A magazine application belonging to the Danish publisher Mediaprovider has been rejected by Apple because its content was exclusively dealing with Android, which is the rival operating system of Apple’s iOS. However, charges that Apple is censoring the content of the App Store are not founded as far as Androidworld Reader, a magazine application coming from the Netherlands, is available on the same store. The App Store has dozens of magazine applications related to other mobile operating systems, but the Android Magasinet being exclusively dedicated to the smartphone operating system of Google has led to its exclusion, according to publisher Brian Dixen.
Since the opening of the App Store, a long-debated question was that of where Apple should draw the line.

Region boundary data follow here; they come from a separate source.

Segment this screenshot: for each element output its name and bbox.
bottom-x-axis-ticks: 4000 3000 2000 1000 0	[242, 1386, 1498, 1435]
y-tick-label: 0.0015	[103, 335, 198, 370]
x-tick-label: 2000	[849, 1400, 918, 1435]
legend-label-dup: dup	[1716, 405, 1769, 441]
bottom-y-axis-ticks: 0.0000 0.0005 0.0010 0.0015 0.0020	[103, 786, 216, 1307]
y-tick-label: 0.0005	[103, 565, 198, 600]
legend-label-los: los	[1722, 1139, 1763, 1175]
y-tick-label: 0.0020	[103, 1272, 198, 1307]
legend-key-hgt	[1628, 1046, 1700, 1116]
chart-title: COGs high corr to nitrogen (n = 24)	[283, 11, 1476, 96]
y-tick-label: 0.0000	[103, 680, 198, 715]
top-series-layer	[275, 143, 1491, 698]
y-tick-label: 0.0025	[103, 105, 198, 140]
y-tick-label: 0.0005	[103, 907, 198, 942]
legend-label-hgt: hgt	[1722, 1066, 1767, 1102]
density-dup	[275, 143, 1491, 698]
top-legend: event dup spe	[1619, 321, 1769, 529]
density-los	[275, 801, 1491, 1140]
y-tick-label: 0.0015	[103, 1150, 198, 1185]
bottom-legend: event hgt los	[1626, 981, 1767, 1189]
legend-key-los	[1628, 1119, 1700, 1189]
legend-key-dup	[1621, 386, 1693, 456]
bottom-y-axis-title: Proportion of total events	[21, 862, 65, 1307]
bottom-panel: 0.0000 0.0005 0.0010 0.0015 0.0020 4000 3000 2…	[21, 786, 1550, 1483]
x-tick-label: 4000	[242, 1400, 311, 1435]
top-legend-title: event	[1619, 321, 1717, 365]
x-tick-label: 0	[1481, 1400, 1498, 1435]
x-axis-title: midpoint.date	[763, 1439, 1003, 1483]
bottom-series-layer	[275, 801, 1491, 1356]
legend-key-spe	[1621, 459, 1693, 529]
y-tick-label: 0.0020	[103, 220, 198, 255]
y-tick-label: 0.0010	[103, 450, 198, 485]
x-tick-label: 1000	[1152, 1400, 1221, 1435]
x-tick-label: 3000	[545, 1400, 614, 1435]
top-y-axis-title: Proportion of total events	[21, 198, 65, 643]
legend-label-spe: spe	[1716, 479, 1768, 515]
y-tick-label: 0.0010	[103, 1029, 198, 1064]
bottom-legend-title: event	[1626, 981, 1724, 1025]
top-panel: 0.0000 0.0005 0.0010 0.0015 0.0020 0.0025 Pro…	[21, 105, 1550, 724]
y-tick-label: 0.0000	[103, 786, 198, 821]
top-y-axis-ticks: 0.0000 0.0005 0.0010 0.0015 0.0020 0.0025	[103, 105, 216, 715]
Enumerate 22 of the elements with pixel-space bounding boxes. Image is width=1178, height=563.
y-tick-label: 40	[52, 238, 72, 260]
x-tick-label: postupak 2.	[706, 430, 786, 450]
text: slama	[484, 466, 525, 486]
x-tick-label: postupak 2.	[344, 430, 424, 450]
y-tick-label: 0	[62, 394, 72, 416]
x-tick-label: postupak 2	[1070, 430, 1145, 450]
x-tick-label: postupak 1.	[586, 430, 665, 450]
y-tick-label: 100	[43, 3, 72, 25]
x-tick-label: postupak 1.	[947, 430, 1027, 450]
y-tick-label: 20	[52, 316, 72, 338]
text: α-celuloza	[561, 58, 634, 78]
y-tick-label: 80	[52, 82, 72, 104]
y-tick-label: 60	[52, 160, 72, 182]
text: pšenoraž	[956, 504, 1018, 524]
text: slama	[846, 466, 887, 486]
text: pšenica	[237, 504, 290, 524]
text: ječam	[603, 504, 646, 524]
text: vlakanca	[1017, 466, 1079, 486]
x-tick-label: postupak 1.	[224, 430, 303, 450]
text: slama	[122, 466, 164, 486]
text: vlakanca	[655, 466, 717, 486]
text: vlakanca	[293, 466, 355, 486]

As an example, Apple forbids any form of nudity in its App Store, even when there is no clear intention of sexuality. Attitudes on the human form are generally very relaxed in Europe compared to those of the United States. This results in the necessity of editing out nudity in advertising and other items when they are offered on the App Store. However, applications with “educational” sexual content are allowed and are frequently present at the top of the best-selling polls and are therefore unknowingly promoted by the App Store. About 5,000 sexually suggestive applications have been purged from the App Store this year in February, but there are others that still remain. Such applications arrive with an age rating, but apart from using Parental Control there is no other way on the App Store to block them from purchasing and being used.
Dixen said that iPhone Magasinet, another of his publications, had absolutely no problem to get approved. He also said that another of his magazines, Gear, which deals with gadgets in general, was featuring on its cover models partially-clothed. Ekstra Bladet, a Danish tabloid, had similar rejections because of the use of an image presenting a “page nine girl”, which is a popular feature in European publications that frequently feature a topless or nude woman inside a magazine in order to keep readers’ attention. German publisher Bild dealt with this restriction in March this year.
The company was also criticized for capricious censorship of language. For example, it has barred classics of literature like James Joyce with Ulysses and Oscar Wilde with The Importance of Being Earnest, but has allowed movies and podcasts full of profanity, with the MPAA rating only to guide buyers. Applications featuring Dalai Llama on the Chinese version of the store and violent comic books where also blocked, while violent movies and TV shows were allowed.
Dixen says that this form of censorship affects the value of the publications. He complains that it is necessary to obtain the approval of every application and every copy of the magazines. Dixen rhetorically asks what would happen if the next issue of the magazine about mobile phones in general presented a theme issue related to Android. According to him, approvals usually take up to two weeks and this could make information to be already out-of-date when it appears.
It is known that Apple itself has had problems with how far and where to control controversial application content and often attracted the anger of the developers. The vice president of Worldwide Product Marketing at Apple, Phil Schiller, said that the company had attempted to answer complaints coming from parents and women. When asked about the Sports Illustrated “Swimsuit Issue” application, which probably expresses the true meaning of the term “salacious”, he explained the difference between it and other similar applications, saying that it was a well-known company and its previously published content was broadly available in a “well-accepted format”.
Dixen added that the incident had been funny because not many magazines on Android would sell through Apple’s App Store. He also pointed out that where this policy would go was the important aspect of the whole topic.